If you think about it, if you can tell that a ChatGPT answer to a complex question is inaccurate, and if you can figure out which parts are wrong and replace them with correct parts, then that’s how you know you understand something. It doesn’t take much brainpower to paste a question to ChatGPT, copy its entire answer, and submit it. It often DOES take brainpower, however, to read through ChatGPT’s answer, completely understand it and why it’s correct or incorrect, and then be able to personalize the answer for your circumstances.
I think AI can be a great tool for learning. You just gotta know how to use it.
Discuss your thoughts on the future role of AI in software engineering education. Consider potential advancements, challenges, and areas for improvement.
As AI becomes smarter and smarter, it will become easier and easier to use. Software engineers will have endless opportunities to apply AI to their work as over time, AI like ChatGPT will likely develop enough to answer even the most detailed, difficult, and rigorous problems professors may give their students. Right now, I believe AI is best at providing detailed information that already exists on the internet or giving examples of certain concepts, but is not very good at answering more complicated problems. Eventually, AI will develop enough to be able to do this, and that will present its own benefits as well as concerns as AI gets ever so closer to replacing us humans.

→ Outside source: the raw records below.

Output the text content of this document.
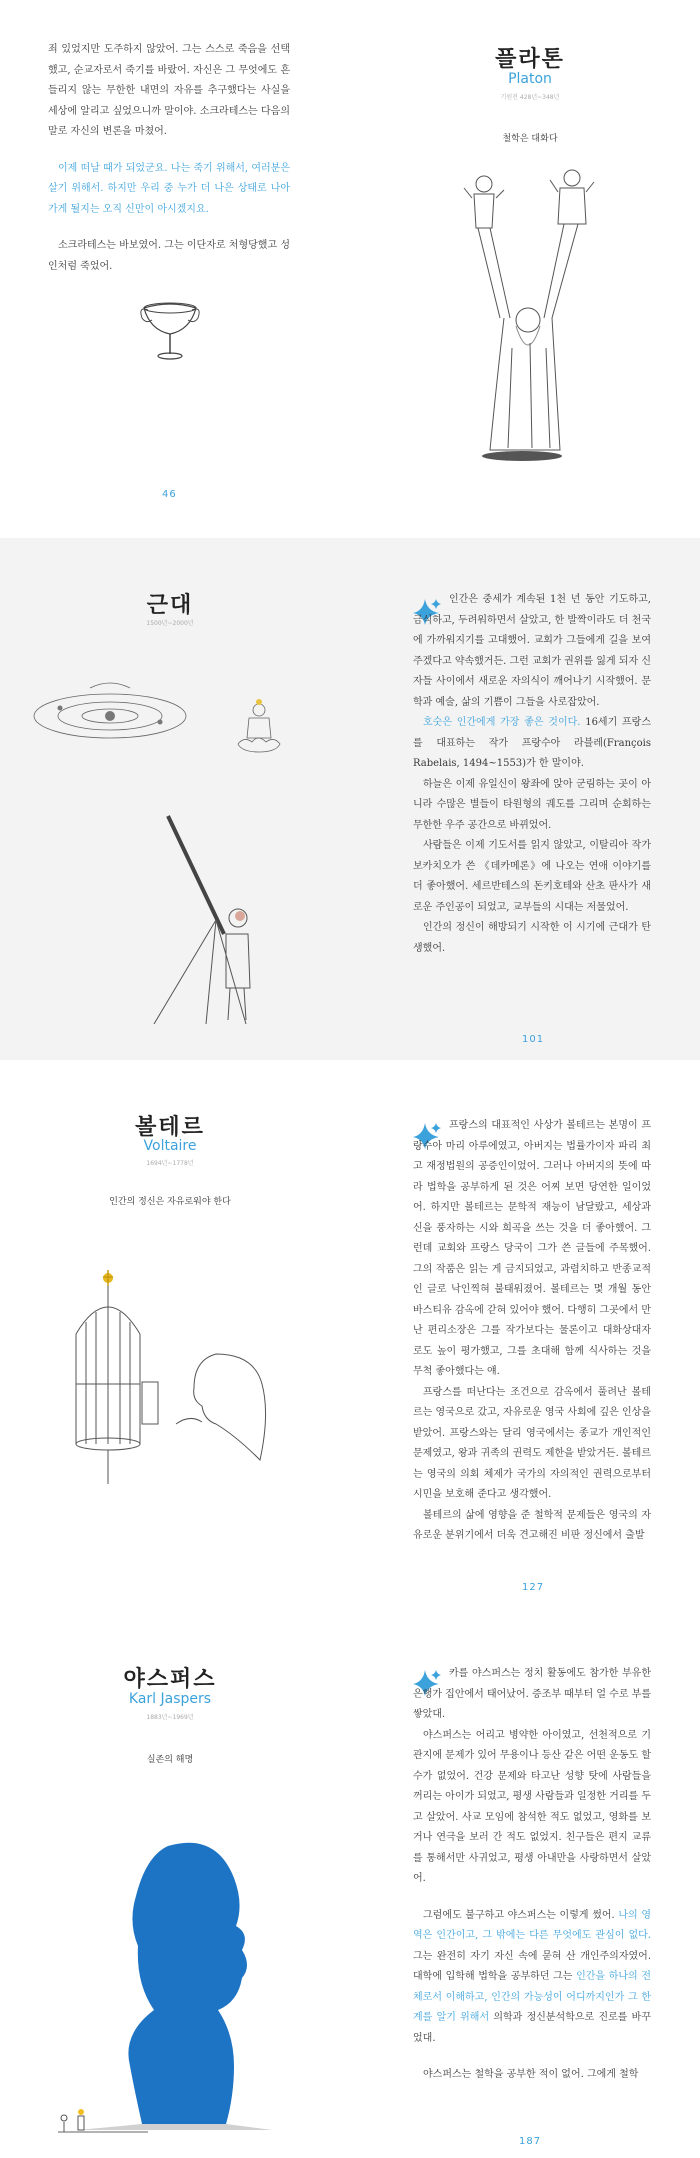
죄 있었지만 도주하지 않았어. 그는 스스로 죽음을 선택했고, 순교자로서 죽기를 바랐어. 자신은 그 무엇에도 흔들리지 않는 무한한 내면의 자유를 추구했다는 사실을 세상에 알리고 싶었으니까 말이야. 소크라테스는 다음의 말로 자신의 변론을 마쳤어.

이제 떠날 때가 되었군요. 나는 죽기 위해서, 여러분은 살기 위해서. 하지만 우리 중 누가 더 나은 상태로 나아가게 될지는 오직 신만이 아시겠지요.

소크라테스는 바보였어. 그는 이단자로 처형당했고 성인처럼 죽었어.

46
플라톤
Platon
기원전 428년~348년
철학은 대화다
근대
1500년~2000년

인간은 중세가 계속된 1천 년 동안 기도하고, 금식하고, 두려워하면서 살았고, 한 발짝이라도 더 천국에 가까워지기를 고대했어. 교회가 그들에게 길을 보여주겠다고 약속했거든. 그런 교회가 권위를 잃게 되자 신자들 사이에서 새로운 자의식이 깨어나기 시작했어. 문학과 예술, 삶의 기쁨이 그들을 사로잡았어.

호숫은 인간에게 가장 좋은 것이다. 16세기 프랑스를 대표하는 작가 프랑수아 라블레(François Rabelais, 1494~1553)가 한 말이야.

하늘은 이제 유일신이 왕좌에 앉아 군림하는 곳이 아니라 수많은 별들이 타원형의 궤도를 그리며 순회하는 무한한 우주 공간으로 바뀌었어.

사람들은 이제 기도서를 읽지 않았고, 이탈리아 작가 보카치오가 쓴 《데카메론》에 나오는 연애 이야기를 더 좋아했어. 세르반테스의 돈키호테와 산초 판사가 새로운 주인공이 되었고, 교부들의 시대는 저물었어.

인간의 정신이 해방되기 시작한 이 시기에 근대가 탄생했어.

101
볼테르
Voltaire
1694년~1778년
인간의 정신은 자유로워야 한다

프랑스의 대표적인 사상가 볼테르는 본명이 프랑수아 마리 아루에였고, 아버지는 법률가이자 파리 최고 재정법원의 공증인이었어. 그러나 아버지의 뜻에 따라 법학을 공부하게 된 것은 어찌 보면 당연한 일이었어. 하지만 볼테르는 문학적 재능이 남달랐고, 세상과 신을 풍자하는 시와 희곡을 쓰는 것을 더 좋아했어. 그런데 교회와 프랑스 당국이 그가 쓴 글들에 주목했어. 그의 작품은 읽는 게 금지되었고, 과렴치하고 반종교적인 글로 낙인찍혀 불태워졌어. 볼테르는 몇 개월 동안 바스티유 감옥에 갇혀 있어야 했어. 다행히 그곳에서 만난 편리소장은 그를 작가보다는 물론이고 대화상대자로도 높이 평가했고, 그를 초대해 함께 식사하는 것을 무척 좋아했다는 얘.

프랑스를 떠난다는 조건으로 감옥에서 풀려난 볼테르는 영국으로 갔고, 자유로운 영국 사회에 깊은 인상을 받았어. 프랑스와는 달리 영국에서는 종교가 개인적인 문제였고, 왕과 귀족의 권력도 제한을 받았거든. 볼테르는 영국의 의회 체제가 국가의 자의적인 권력으로부터 시민을 보호해 준다고 생각했어.

볼테르의 삶에 영향을 준 철학적 문제들은 영국의 자유로운 분위기에서 더욱 견고해진 비판 정신에서 출발

127
야스퍼스
Karl Jaspers
1883년~1969년
실존의 해명

카를 야스퍼스는 정치 활동에도 참가한 부유한 은행가 집안에서 태어났어. 증조부 때부터 얼 수로 부를 쌓았대.

야스퍼스는 어리고 병약한 아이였고, 선천적으로 기관지에 문제가 있어 무용이나 등산 같은 어떤 운동도 할 수가 없었어. 건강 문제와 타고난 성향 탓에 사람들을 꺼리는 아이가 되었고, 평생 사람들과 일정한 거리를 두고 살았어. 사교 모임에 참석한 적도 없었고, 영화를 보거나 연극을 보러 간 적도 없었지. 친구들은 편지 교류를 통해서만 사귀었고, 평생 아내만을 사랑하면서 살았어.

그럼에도 불구하고 야스퍼스는 이렇게 썼어. 나의 영역은 인간이고, 그 밖에는 다른 무엇에도 관심이 없다. 그는 완전히 자기 자신 속에 묻혀 산 개인주의자였어. 대학에 입학해 법학을 공부하던 그는 인간을 하나의 전체로서 이해하고, 인간의 가능성이 어디까지인가 그 한계를 알기 위해서 의학과 정신분석학으로 진로를 바꾸었대.

야스퍼스는 철학을 공부한 적이 없어. 그에게 철학

187
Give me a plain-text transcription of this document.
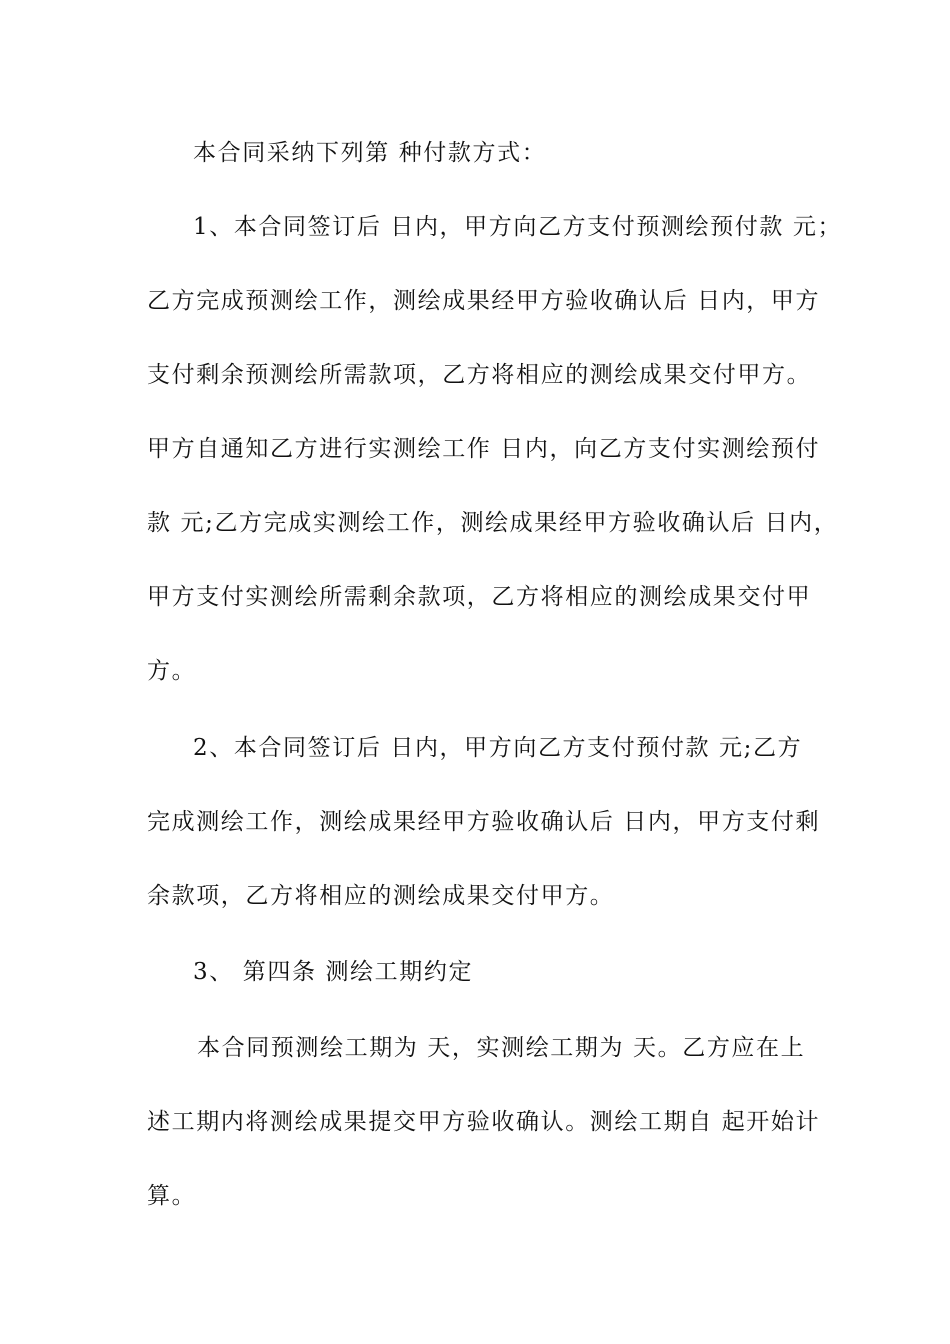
本合同采纳下列第 种付款方式：

1、本合同签订后 日内，甲方向乙方支付预测绘预付款 元；

乙方完成预测绘工作，测绘成果经甲方验收确认后 日内，甲方

支付剩余预测绘所需款项，乙方将相应的测绘成果交付甲方。

甲方自通知乙方进行实测绘工作 日内，向乙方支付实测绘预付

款 元;乙方完成实测绘工作，测绘成果经甲方验收确认后 日内，

甲方支付实测绘所需剩余款项，乙方将相应的测绘成果交付甲

方。

2、本合同签订后 日内，甲方向乙方支付预付款 元;乙方

完成测绘工作，测绘成果经甲方验收确认后 日内，甲方支付剩

余款项，乙方将相应的测绘成果交付甲方。

3、 第四条 测绘工期约定

本合同预测绘工期为 天，实测绘工期为 天。乙方应在上

述工期内将测绘成果提交甲方验收确认。测绘工期自 起开始计

算。
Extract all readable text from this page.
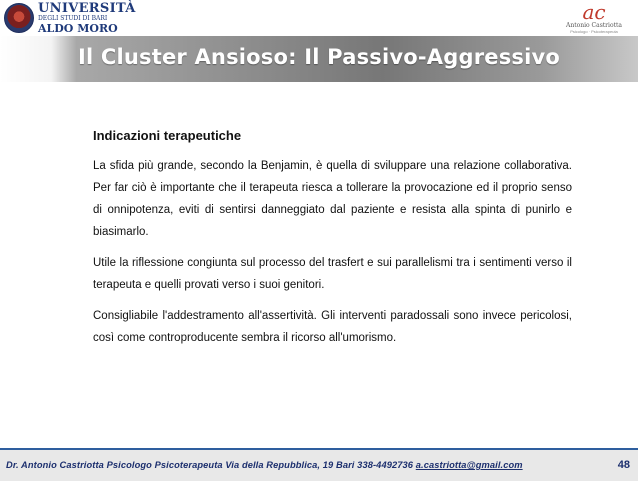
UNIVERSITÀ
DEGLI STUDI DI BARI
ALDO MORO
ac
Antonio Castriotta
Psicologo · Psicoterapeuta
Il Cluster Ansioso: Il Passivo-Aggressivo

Indicazioni terapeutiche

La sfida più grande, secondo la Benjamin, è quella di sviluppare una relazione collaborativa. Per far ciò è importante che il terapeuta riesca a tollerare la provocazione ed il proprio senso di onnipotenza, eviti di sentirsi danneggiato dal paziente e resista alla spinta di punirlo e biasimarlo.

Utile la riflessione congiunta sul processo del trasfert e sui parallelismi tra i sentimenti verso il terapeuta e quelli provati verso i suoi genitori.

Consigliabile l'addestramento all'assertività. Gli interventi paradossali sono invece pericolosi, così come controproducente sembra il ricorso all'umorismo.

Dr. Antonio Castriotta Psicologo Psicoterapeuta Via della Repubblica, 19 Bari 338-4492736 a.castriotta@gmail.com	48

Now begs the question: how exactly are you supposed to know how to use AI for education? To be honest, after spouting all this nonsense, I still don’t really know. This is all from personal experience, and my ability to use AI in my studies was not taught to me. But what about students who don’t have such experience? Who will teach them what they really need to learn on their own and what should they use generative AI for?
For a future ICS 314 course, I think it would be worth having a module teaching the ethics of using AI in software engineering. Take the feedback from the current students writing these essays, consider what may be the most important to keep in mind for students as they continue in their computer science degrees, and teach the future generations.